Eddie Jaku, sobrevivente do Holocausto, celebrou o seu 100º aniversário com a publicação das suas memórias em livro. Escrito 75 anos após a libertação de Auschwitz, “O Homem Mais Feliz do Mundo” (Objectiva, 2021), é um testemunho inspirador de resistência individual e colectiva no centro da “sociedade mais cruel da história da humanidade”.
Nascido e criado em Leipzig, em 1920, no seio de uma família judaica, Abraham Solomon Jakubowicz (ou Eddie, como gosta de se tratado) tinha 13 anos quando Adolf Hitler ascendeu ao poder na promessa de reconstruir a economia de uma Alemanha empobrecida pela Primeira Guerra Mundial. Originando uma onda de anti-semitismo, o Führer implementou leis raciais e provocou a Kristallnacht, durante a qual os nazis incendiaram sinagogas, saquearam lojas e espancaram judeus. Infelizmente para Eddie Jaku e tantos outros, este seria apenas o “início do pesadelo”. Privado da liberdade religiosa e da chance de obter uma educação formal, o jovem Eddie viu-se forçado a assumir uma identidade falsa para escapar à perseguição do Terceiro Reich. No entanto, acabou sendo capturado e enviado para Auschwitz, onde o condenaram a uma morte lenta — assim perderia a “dignidade, a liberdade e a fé na humanidade”.
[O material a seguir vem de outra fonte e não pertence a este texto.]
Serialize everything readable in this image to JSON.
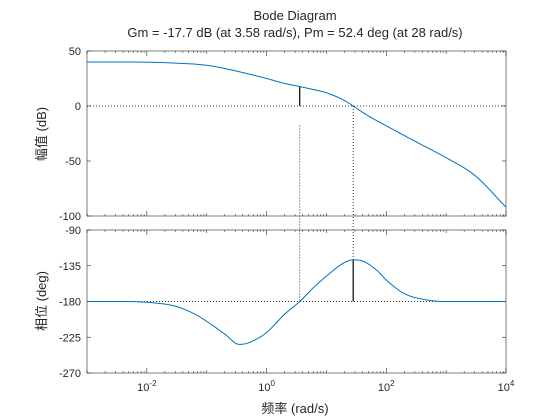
{
  "chart_data": {
    "type": "line",
    "title": "Bode Diagram",
    "subtitle": "Gm = -17.7 dB (at 3.58 rad/s),  Pm = 52.4 deg (at 28 rad/s)",
    "xlabel": "频率  (rad/s)",
    "xscale": "log",
    "xlim": [
      0.001,
      10000
    ],
    "x_ticks": [
      {
        "value": 0.01,
        "base": "10",
        "exp": "-2"
      },
      {
        "value": 1,
        "base": "10",
        "exp": "0"
      },
      {
        "value": 100,
        "base": "10",
        "exp": "2"
      },
      {
        "value": 10000,
        "base": "10",
        "exp": "4"
      }
    ],
    "magnitude": {
      "ylabel": "幅值 (dB)",
      "ylim": [
        -100,
        50
      ],
      "yticks": [
        50,
        0,
        -50,
        -100
      ],
      "series": [
        {
          "x": [
            0.001,
            0.003,
            0.01,
            0.03,
            0.1,
            0.3,
            1,
            2,
            3.58,
            6,
            10,
            20,
            28,
            50,
            100,
            300,
            1000,
            3000,
            10000
          ],
          "y": [
            40,
            40,
            39.8,
            39,
            37,
            32,
            25,
            20.5,
            17.7,
            15,
            12,
            5,
            0,
            -9,
            -18,
            -32,
            -47,
            -63,
            -92
          ]
        }
      ]
    },
    "phase": {
      "ylabel": "相位 (deg)",
      "ylim": [
        -270,
        -90
      ],
      "yticks": [
        -90,
        -135,
        -180,
        -225,
        -270
      ],
      "series": [
        {
          "x": [
            0.001,
            0.003,
            0.01,
            0.03,
            0.06,
            0.1,
            0.2,
            0.35,
            0.5,
            1,
            2,
            3.58,
            6,
            10,
            20,
            28,
            40,
            70,
            100,
            200,
            400,
            1000,
            3000,
            10000
          ],
          "y": [
            -180,
            -180,
            -181,
            -186,
            -195,
            -205,
            -221,
            -234,
            -232,
            -219,
            -196,
            -180,
            -163,
            -148,
            -131,
            -127.6,
            -129,
            -141,
            -153,
            -170,
            -177,
            -180,
            -180,
            -180
          ]
        }
      ]
    },
    "markers": {
      "gain_margin": {
        "frequency": 3.58,
        "value_db": -17.7
      },
      "phase_margin": {
        "frequency": 28,
        "value_deg": 52.4
      }
    },
    "grid": false,
    "colors": {
      "line": "#0072BD",
      "axis": "#262626",
      "marker": "#000000"
    }
  }
}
Dos cerca de 1,3 milhões de pessoas escravizadas em Auschwitz, estima-se que mais de um milhão de europeus, a grande maioria judeus, tenham morrido naquele campo de extermínio. Faminto, esgotado e gelado, Eddie conseguiu “alimentar a esperança” de continuar a viver, mas foi a amizade, a entreajuda e a benevolência que o mantiveram vivo — esse foi “o maior milagre de todos”, afirma. Ao contrário dos seus familiares, Eddie conseguiu escapar às execuções arbitrárias, resistiu à matança desenfreada e sobreviveu à Marcha da Morte que antecedeu a libertação dos campos de concentração em Janeiro de 1945.
“O Homem Mais Feliz do Mundo” traz-nos uma descrição inteligível e pungente da violência obstinada do regime nazi. Embora o retrato desolador dos horrores do Holocausto e reflexões acerca da condição humana não sejam tão aprofundados como os de Primo Levi ou Viktor Frankl, o sóbrio depoimento de Eddie Jaku destaca-se pela energia catártica com que o autor, ao partilhar as suas memórias, exorciza a ira e suprime a tristeza que Auschwitz lhe deixou.
Mas, no fundo, será que Eddie não odeia os seus captores? Não detesta os carrascos dos seus pais e amigos? Não abomina Hitler? “Não, não odeio ninguém”, declara. A única vingança que admite é mostrar ao mundo que, apesar das terríveis circunstâncias, um sobrevivente do Holocausto pode “ser o homem mais feliz à face da Terra”.